Hoosiers exhibit generosity.
Terre Hauteans, in particular, displayed that virtue after the 9/11 terrorist attacks, Hurricane Katrina in 2005 and the local flooding in 2008. They donated blood, money, food, clothes and — most significantly — their own sweat and time.
In between calamities, most of us can use a reminder that our volunteer time is still needed in the community. It’s human nature to forget that reality. The lines to buy lottery tickets are typically busier than the waiting room at the blood center or the check-in point at a Habitat for Humanity project. Last year, 28.4 percent of Indiana residents worked as a volunteer for a nonprofit or local organization, averaging 36.9 hours per person, an impressive display of giving. By contrast, in 2009, 59 percent of Hoosiers played the Hoosier Lottery, spending $732 million.
(Granted, playing the lottery is another method of public donation, but usually that’s not one’s primary motivation.)
No judgment intended, just a mental nudge.
For those of us who’ve been meaning to dust off our work gloves and boots, an ideal opportunity awaits. A communitywide “Day of Service,” organized through Terre Haute Ministries, features a variety of activities on Saturday, Sept. 10. Not coincidentally, the following day marks the 10th anniversary of the Sept. 11, 2001, terrorist attacks that killed nearly 3,000 people in New York, Washington and Shanksville, Pa. Among other reactions, that tragedy sparked a sustained wave of volunteerism in America, and that trend hit a peak in 2006.
That level of spirit could return, if efforts in Terre Haute and the rest of the nation succeed.
Several groups, including the Hands On Network and the National September 11 Memorial and Museum aim to make the 10th-anniversary weekend the largest outpouring of charitable service in U.S. history, fulfilling President Obama’s 2009 declaration of Sept. 11 as a national day of service and remembrance.
The largest ever.
That will take some doing. Remember, all those expressions of selflessness, good deeds and neighborly attitudes a decade ago?
Those examples can serve as an inspiration now.
“It should be very honoring, very community building,” said the Rev. Honnalora Hubbard, director of Terre Haute Ministries.
Hubbard also is the mother of a 20-year-old U.S. Navy sailor stationed in Afghanistan. Her son, Anthony, was a 10-year-old elementary school student on 9/11. As young as he was, that difficult moment for America left an impression on him. “I remember him being very interested in what was happening,” she recalled. “When he joined the military, there was still that impact on his life.”
The willingness to volunteer by young people emerged not only through enlistment in the Armed Services, but also in other aspects of community involvement. Volunteerism among teenagers has remained higher during the past decade than it was in 1989, according to a report by the federal Corporation for National and Community Service. That generation — too often maligned as aloof and narcissistic tech-zombies — actually sets an example for older Americans, who were less inclined to volunteer when they were teens.
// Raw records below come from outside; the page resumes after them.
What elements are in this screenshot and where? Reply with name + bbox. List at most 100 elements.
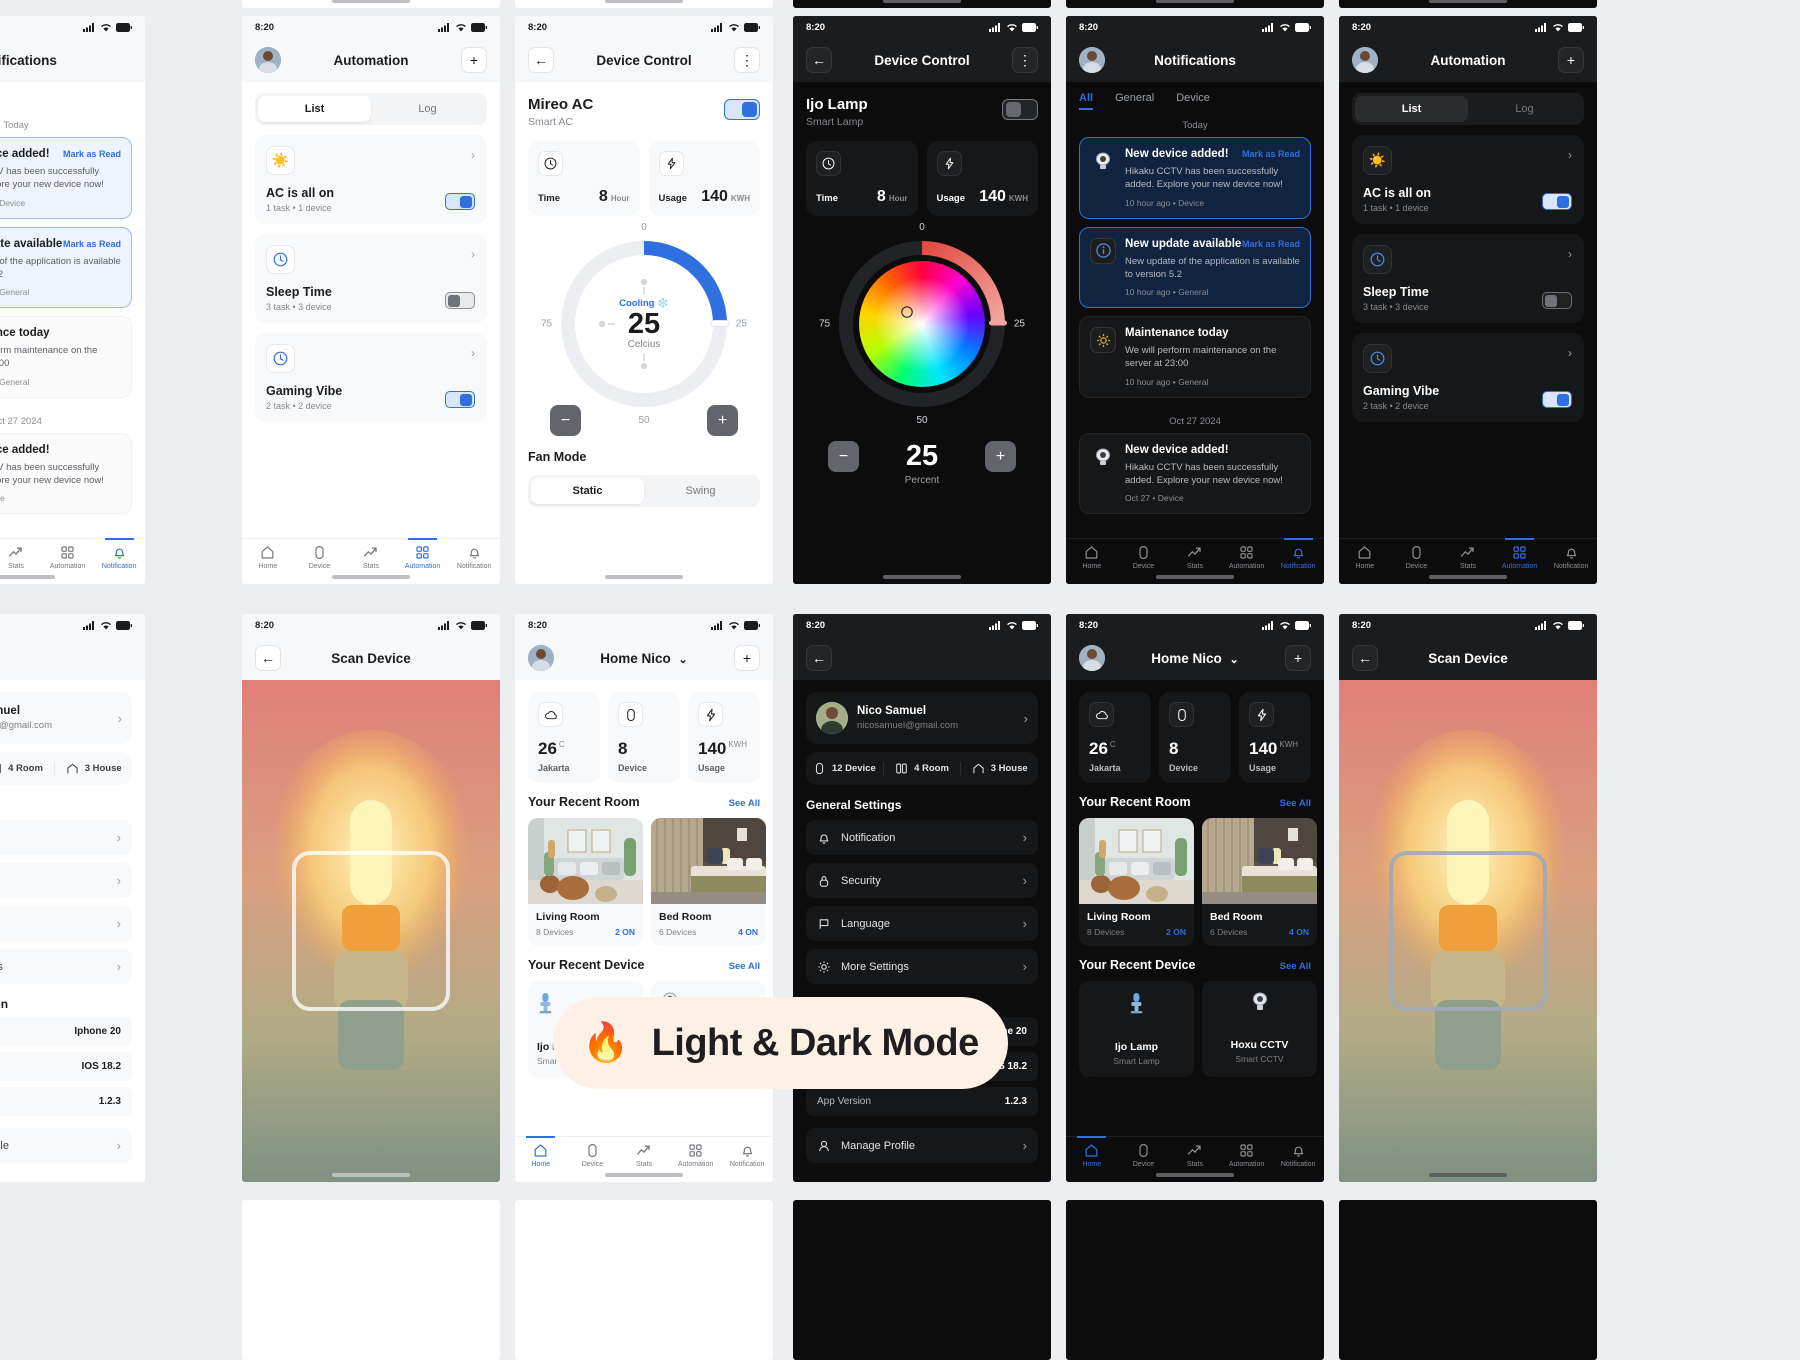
automation-toggle[interactable]: [1542, 193, 1572, 210]
tab-notification[interactable]: Notification: [1272, 538, 1324, 570]
mark-as-read-link[interactable]: Mark as Read: [1242, 239, 1300, 249]
tab-notification[interactable]: Notification: [448, 545, 500, 570]
automation-item[interactable]: ☀️ › AC is all on 1 task • 1 device: [1352, 135, 1584, 224]
automation-item[interactable]: ☀️ › AC is all on 1 task • 1 device: [255, 135, 487, 224]
tab-home[interactable]: Home: [1339, 545, 1391, 570]
tab-home[interactable]: Home: [242, 545, 294, 570]
back-button[interactable]: ←: [806, 47, 832, 73]
power-toggle[interactable]: [724, 99, 760, 120]
avatar[interactable]: [1079, 645, 1105, 671]
avatar[interactable]: [255, 47, 281, 73]
segment-log[interactable]: Log: [1468, 96, 1581, 122]
tab-stats[interactable]: Stats: [1442, 545, 1494, 570]
tab-device[interactable]: Device: [1118, 1143, 1170, 1168]
tab-stats[interactable]: Stats: [0, 545, 42, 570]
add-automation-button[interactable]: +: [461, 47, 487, 73]
tab-device[interactable]: Device: [1391, 545, 1443, 570]
tab-device[interactable]: Device: [567, 1143, 619, 1168]
add-device-button[interactable]: +: [1285, 645, 1311, 671]
decrease-button[interactable]: −: [550, 405, 581, 436]
setting-item-language[interactable]: Language ›: [0, 906, 132, 941]
see-all-link[interactable]: See All: [729, 798, 760, 809]
back-button[interactable]: ←: [806, 645, 832, 671]
see-all-link[interactable]: See All: [729, 961, 760, 972]
setting-item-more[interactable]: More Settings ›: [806, 949, 1038, 984]
notification-item[interactable]: Maintenance today We will perform mainte…: [0, 316, 132, 398]
avatar[interactable]: [1352, 47, 1378, 73]
tab-notification[interactable]: Notification: [1272, 1143, 1324, 1168]
back-button[interactable]: ←: [1352, 645, 1378, 671]
manage-profile-row[interactable]: Manage Profile ›: [0, 1128, 132, 1163]
room-card[interactable]: Living Room 8 Devices 2 ON: [1079, 818, 1194, 946]
automation-toggle[interactable]: [445, 193, 475, 210]
room-card[interactable]: Bed Room 6 Devices 4 ON: [1202, 818, 1317, 946]
see-all-link[interactable]: See All: [1280, 961, 1311, 972]
mark-as-read-link[interactable]: Mark as Read: [63, 239, 121, 249]
tab-all[interactable]: All: [1079, 92, 1094, 110]
segment-list[interactable]: List: [1355, 96, 1468, 122]
tab-device[interactable]: Device: [1176, 92, 1210, 110]
automation-toggle[interactable]: [1542, 391, 1572, 408]
tab-device[interactable]: Device: [1118, 545, 1170, 570]
room-card[interactable]: Bed Room 6 Devices 4 ON: [651, 818, 766, 946]
automation-toggle[interactable]: [1542, 292, 1572, 309]
increase-button[interactable]: +: [985, 441, 1016, 472]
tab-home[interactable]: Home: [1066, 545, 1118, 570]
setting-item-security[interactable]: Security ›: [0, 863, 132, 898]
tab-notification[interactable]: Notification: [1545, 545, 1597, 570]
tab-stats[interactable]: Stats: [618, 1143, 670, 1168]
avatar[interactable]: [1079, 47, 1105, 73]
setting-item-more[interactable]: More Settings ›: [0, 949, 132, 984]
back-button[interactable]: ←: [528, 47, 554, 73]
profile-row[interactable]: Nico Samuel nicosamuel@gmail.com ›: [806, 692, 1038, 744]
device-card[interactable]: Hoxu CCTV Smart CCTV: [1202, 981, 1317, 1077]
scan-viewfinder[interactable]: [242, 680, 500, 1182]
tab-device[interactable]: Device: [294, 545, 346, 570]
segment-static[interactable]: Static: [531, 478, 644, 504]
tab-automation[interactable]: Automation: [1221, 545, 1273, 570]
more-options-button[interactable]: ⋮: [734, 47, 760, 73]
setting-item-notification[interactable]: Notification ›: [806, 820, 1038, 855]
automation-item[interactable]: › Gaming Vibe 2 task • 2 device: [1352, 333, 1584, 422]
notification-item[interactable]: Maintenance today We will perform mainte…: [1079, 316, 1311, 398]
increase-button[interactable]: +: [707, 405, 738, 436]
automation-item[interactable]: › Gaming Vibe 2 task • 2 device: [255, 333, 487, 422]
room-card[interactable]: Living Room 8 Devices 2 ON: [528, 818, 643, 946]
tab-stats[interactable]: Stats: [345, 545, 397, 570]
automation-item[interactable]: › Sleep Time 3 task • 3 device: [255, 234, 487, 323]
device-card[interactable]: Ijo Lamp Smart Lamp: [1079, 981, 1194, 1077]
tab-automation[interactable]: Automation: [397, 538, 449, 570]
mark-as-read-link[interactable]: Mark as Read: [1242, 149, 1300, 159]
notification-item[interactable]: New device added! Mark as Read Hikaku CC…: [0, 137, 132, 219]
tab-stats[interactable]: Stats: [1169, 545, 1221, 570]
tab-notification[interactable]: Notification: [93, 538, 145, 570]
tab-automation[interactable]: Automation: [670, 1143, 722, 1168]
tab-automation[interactable]: Automation: [42, 545, 94, 570]
tab-stats[interactable]: Stats: [1169, 1143, 1221, 1168]
add-automation-button[interactable]: +: [1558, 47, 1584, 73]
decrease-button[interactable]: −: [828, 441, 859, 472]
segment-log[interactable]: Log: [371, 96, 484, 122]
automation-toggle[interactable]: [445, 292, 475, 309]
tab-home[interactable]: Home: [515, 1136, 567, 1168]
automation-item[interactable]: › Sleep Time 3 task • 3 device: [1352, 234, 1584, 323]
color-dial[interactable]: 0 50 75 25 − +: [817, 222, 1027, 472]
mark-as-read-link[interactable]: Mark as Read: [63, 149, 121, 159]
power-toggle[interactable]: [1002, 99, 1038, 120]
profile-row[interactable]: Nico Samuel nicosamuel@gmail.com ›: [0, 692, 132, 744]
notification-item[interactable]: New update available Mark as Read New up…: [1079, 226, 1311, 309]
back-button[interactable]: ←: [255, 645, 281, 671]
setting-item-language[interactable]: Language ›: [806, 906, 1038, 941]
notification-item[interactable]: New device added! Hikaku CCTV has been s…: [0, 432, 132, 515]
setting-item-notification[interactable]: Notification ›: [0, 820, 132, 855]
scan-viewfinder[interactable]: [1339, 680, 1597, 1182]
tab-automation[interactable]: Automation: [1221, 1143, 1273, 1168]
automation-toggle[interactable]: [445, 391, 475, 408]
notification-item[interactable]: New update available Mark as Read New up…: [0, 226, 132, 309]
see-all-link[interactable]: See All: [1280, 798, 1311, 809]
tab-automation[interactable]: Automation: [1494, 538, 1546, 570]
tab-general[interactable]: General: [1115, 92, 1154, 110]
more-options-button[interactable]: ⋮: [1012, 47, 1038, 73]
tab-notification[interactable]: Notification: [721, 1143, 773, 1168]
segment-swing[interactable]: Swing: [644, 478, 757, 504]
Folks born near the end of the 20th century have been “quick to rise up to the challenge,” Hubbard said.
“We do have a generation of people who are very committed to serving others,” she added.
Other age groups have pitched in admirably, too. In fact, those Corporation for National and Community Service statistics show that people are most likely to volunteer their time in their mid-30s to early 40s. Even though people tend to back off from donating their labor after that, many stick with it. In Indiana, 31.7 percent of Baby Boomers still volunteer, as do 26.6 percent of people older than 65.
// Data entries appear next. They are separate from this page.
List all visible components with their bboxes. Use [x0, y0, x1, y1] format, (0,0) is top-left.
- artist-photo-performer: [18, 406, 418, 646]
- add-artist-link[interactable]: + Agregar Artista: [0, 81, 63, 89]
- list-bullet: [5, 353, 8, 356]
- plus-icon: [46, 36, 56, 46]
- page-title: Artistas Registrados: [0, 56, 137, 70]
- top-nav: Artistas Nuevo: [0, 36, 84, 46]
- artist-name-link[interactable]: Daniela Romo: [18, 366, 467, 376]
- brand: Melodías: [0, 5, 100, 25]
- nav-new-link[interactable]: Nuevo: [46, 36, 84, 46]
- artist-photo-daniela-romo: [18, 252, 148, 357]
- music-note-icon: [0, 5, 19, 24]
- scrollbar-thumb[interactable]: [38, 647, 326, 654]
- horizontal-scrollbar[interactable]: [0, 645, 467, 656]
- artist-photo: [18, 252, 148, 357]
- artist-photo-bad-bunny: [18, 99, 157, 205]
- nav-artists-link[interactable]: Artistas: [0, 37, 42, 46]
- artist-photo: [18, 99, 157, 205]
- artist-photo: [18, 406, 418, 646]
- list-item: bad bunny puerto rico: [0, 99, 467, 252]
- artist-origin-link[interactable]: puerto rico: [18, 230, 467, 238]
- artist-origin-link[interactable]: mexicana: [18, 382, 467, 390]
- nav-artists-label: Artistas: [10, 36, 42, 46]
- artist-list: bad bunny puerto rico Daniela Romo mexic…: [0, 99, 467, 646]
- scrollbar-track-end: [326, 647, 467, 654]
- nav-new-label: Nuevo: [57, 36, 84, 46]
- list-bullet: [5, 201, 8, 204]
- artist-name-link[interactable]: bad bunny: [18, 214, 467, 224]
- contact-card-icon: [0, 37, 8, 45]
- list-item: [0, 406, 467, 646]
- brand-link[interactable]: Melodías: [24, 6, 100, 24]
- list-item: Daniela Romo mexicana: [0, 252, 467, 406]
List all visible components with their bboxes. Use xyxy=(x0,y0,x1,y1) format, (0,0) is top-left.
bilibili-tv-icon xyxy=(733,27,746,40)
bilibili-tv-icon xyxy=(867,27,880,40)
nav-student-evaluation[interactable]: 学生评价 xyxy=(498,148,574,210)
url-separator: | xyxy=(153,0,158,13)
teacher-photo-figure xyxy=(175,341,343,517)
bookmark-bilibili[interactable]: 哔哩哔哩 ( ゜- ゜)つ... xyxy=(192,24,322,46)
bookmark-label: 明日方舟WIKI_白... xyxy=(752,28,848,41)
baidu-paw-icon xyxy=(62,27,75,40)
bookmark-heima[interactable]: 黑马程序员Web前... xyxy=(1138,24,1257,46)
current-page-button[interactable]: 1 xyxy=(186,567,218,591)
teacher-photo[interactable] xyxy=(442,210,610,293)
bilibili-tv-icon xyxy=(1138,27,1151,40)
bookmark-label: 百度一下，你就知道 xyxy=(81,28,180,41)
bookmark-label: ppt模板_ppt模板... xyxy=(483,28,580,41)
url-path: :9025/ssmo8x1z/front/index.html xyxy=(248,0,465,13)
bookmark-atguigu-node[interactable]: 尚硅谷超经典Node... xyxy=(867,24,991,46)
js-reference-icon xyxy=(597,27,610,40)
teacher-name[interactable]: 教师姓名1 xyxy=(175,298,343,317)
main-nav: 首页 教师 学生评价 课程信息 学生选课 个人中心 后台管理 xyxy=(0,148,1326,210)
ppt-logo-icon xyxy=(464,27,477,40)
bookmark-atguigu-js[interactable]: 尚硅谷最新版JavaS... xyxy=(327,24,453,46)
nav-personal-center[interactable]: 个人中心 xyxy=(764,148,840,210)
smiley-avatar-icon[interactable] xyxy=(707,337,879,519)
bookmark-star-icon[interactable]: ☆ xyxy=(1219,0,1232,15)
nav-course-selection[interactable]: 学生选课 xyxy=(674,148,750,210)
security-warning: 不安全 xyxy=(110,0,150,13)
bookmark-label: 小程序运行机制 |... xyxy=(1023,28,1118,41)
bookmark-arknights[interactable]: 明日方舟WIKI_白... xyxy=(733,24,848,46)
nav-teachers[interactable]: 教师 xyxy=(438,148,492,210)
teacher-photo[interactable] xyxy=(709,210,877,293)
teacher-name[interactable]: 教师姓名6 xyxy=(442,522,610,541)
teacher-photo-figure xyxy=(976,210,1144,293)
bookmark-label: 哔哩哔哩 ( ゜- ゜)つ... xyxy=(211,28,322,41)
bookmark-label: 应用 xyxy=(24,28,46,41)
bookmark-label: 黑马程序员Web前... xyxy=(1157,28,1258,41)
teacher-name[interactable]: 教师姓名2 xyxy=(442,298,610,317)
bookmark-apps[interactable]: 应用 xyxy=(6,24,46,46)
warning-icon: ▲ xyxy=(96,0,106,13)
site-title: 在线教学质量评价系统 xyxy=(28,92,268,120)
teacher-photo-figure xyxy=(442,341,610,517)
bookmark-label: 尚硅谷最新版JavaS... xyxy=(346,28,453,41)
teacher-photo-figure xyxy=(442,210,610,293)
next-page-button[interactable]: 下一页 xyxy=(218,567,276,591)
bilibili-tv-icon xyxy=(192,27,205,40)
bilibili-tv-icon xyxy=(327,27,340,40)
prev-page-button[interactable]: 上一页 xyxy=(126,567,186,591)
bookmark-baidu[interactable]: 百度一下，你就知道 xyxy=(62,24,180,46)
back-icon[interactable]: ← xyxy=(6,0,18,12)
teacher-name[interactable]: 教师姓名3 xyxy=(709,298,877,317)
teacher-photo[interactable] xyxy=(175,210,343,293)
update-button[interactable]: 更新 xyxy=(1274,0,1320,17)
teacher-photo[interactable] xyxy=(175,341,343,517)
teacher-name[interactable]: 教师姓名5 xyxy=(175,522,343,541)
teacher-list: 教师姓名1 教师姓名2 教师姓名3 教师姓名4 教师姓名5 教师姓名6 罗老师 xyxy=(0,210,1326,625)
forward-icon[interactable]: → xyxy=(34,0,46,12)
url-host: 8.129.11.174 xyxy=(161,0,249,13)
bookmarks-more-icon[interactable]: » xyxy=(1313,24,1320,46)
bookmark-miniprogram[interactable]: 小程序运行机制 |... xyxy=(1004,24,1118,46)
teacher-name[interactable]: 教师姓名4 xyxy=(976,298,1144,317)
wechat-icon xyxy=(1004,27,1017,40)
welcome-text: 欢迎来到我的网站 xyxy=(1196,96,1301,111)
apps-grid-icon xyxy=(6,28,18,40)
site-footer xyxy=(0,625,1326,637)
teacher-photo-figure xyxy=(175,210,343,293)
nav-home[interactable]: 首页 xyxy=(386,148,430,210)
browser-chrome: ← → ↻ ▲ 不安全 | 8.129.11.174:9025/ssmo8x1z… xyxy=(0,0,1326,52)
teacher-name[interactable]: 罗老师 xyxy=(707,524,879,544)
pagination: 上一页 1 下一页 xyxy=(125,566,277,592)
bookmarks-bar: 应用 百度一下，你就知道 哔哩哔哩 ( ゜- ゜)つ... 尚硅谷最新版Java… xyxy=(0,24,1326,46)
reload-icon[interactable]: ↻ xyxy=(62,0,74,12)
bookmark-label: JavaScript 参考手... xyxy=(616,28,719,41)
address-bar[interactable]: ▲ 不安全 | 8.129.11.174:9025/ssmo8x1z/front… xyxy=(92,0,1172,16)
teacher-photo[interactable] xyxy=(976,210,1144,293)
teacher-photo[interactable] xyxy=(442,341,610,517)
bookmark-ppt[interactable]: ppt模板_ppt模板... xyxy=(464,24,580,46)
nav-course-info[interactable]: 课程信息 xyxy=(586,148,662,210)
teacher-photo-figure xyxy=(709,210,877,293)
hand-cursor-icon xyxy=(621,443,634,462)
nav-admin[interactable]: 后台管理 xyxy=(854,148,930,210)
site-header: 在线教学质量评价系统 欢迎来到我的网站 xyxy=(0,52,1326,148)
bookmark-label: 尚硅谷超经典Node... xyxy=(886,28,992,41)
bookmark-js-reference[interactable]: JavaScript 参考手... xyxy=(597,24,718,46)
The Day of Service presents the chance to jump back in. One way is to donate items for 9/11 care packages, which will be assembled by Terre Haute Ministries volunteers and shipped to U.S. service men and women in Afghanistan and Iraq. The most requested items needed include single-serving, nonperishable snacks; pre-sweetened drink mixes; toothbrushes; liquid body wash; olive green undershirts; black bootcut socks; AA and AAA batteries; and, yes, letters of support. The items are now being accepted at the Salvation Army, 234 S. Eighth St., and can be dropped off between 8 a.m. and 4 p.m. Monday through Friday, or by calling (812) 232-4081 for other arrangements. Donations or contributions by businesses toward the project can be arranged by calling the ministries at (812) 234-7100, ext. 215.
Also, volunteers will be building 18 residential wheelchair ramps. In addition, a blood drive is also planned at the Salvation Army on the Day of Service, as well as a communitywide Day of Remembrance ceremony at Fairbanks Park on Sunday, Sept. 11.
The national observance calls for Americans to perform a good deed or charitable gesture “to honor the 9/11 victims, survivors and those who rose in service in response to the attacks.” Volunteering, in other words.
“The best way to honor their memory is by doing what they would do,” Hubbard said, “and that’s serving.”